Fahrschule, Eisenwaren, Töpferei – Erinnerungsorte
Zur Straßenbiografie über die Jahrhunderte gehören unterschiedliche Namen und Zeiten:
- Historisch (19. Jahrhundert): der Töpfer Schorr – frühe Handwerksphase der Straße.

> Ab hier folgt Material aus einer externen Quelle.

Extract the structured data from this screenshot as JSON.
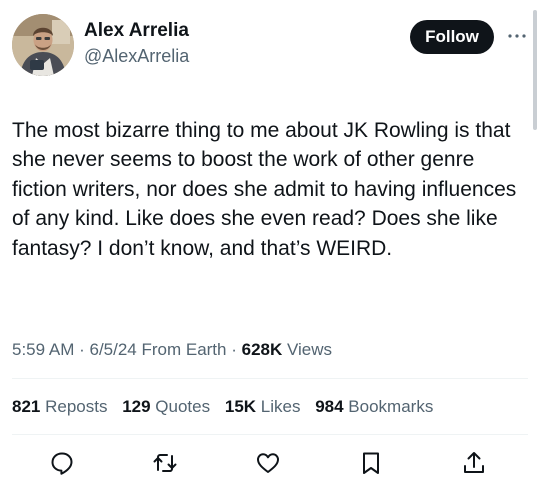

- 20. Jahrhundert: die Fahrschule Zwetsch (Führerscheinjahrgänge Anfang der 1970er) und das Eisenwarengeschäft Heck – praktische Adressen für Ausbildung, Werkbank und Alltag.
Zeitzeugenvermerk (Wolfgang Herfurth): „Meinen Führerschein machte ich 1972/73 bei Zwetsch in der Wasserschiederstraße. ‘Heck’ war die Adresse, wenn man etwas aus Eisen oder für die Werkbank brauchte; und der Töpfer Schorr steht für die ältere Handwerkstradition im 19. Jahrhundert.“
Parallelstraße und Lebensweg: Ingenieur-Göring-Straße
Parallel zur Wasserschiederstraße verläuft die Ingenieur-Göring-Straße – benannt nach dem Birkenfelder Ingenieur Hermann Göring (1867–1941), einem lokalen Flugpionier (nicht zu verwechseln mit dem NS-Politiker gleichen Namens).
Zeitzeugenvermerk (Wolfgang Herfurth): „Ich bin in der Parallelstraße – in der Ingenieur-Göring-Straße – aufgewachsen, habe dort Kindheit und Jugend verbracht und in der Wasserschiederstraße gelernt. Beide Straßen bilden für mich ein einziges Quartier.“
Vom Rand in die Mitte – und der alte Pfad in den Wald
Was einst die Ausfallstraße in den Wald war, ist heute eine vielseitige Stadtachse mit Polizei, Autohäusern, Werkstätten, Gaststätten und Märkten. Zwischen modernen Fassaden blitzen Schieferdächer und Sandstein des 18./19. Jahrhunderts; und am westlichen Ende, wo der Asphalt in Wege übergeht, beginnt noch immer der Pfad in den Wasserschieder Wald – Natur- und Kulturgeschichte direkt vor der Haustür.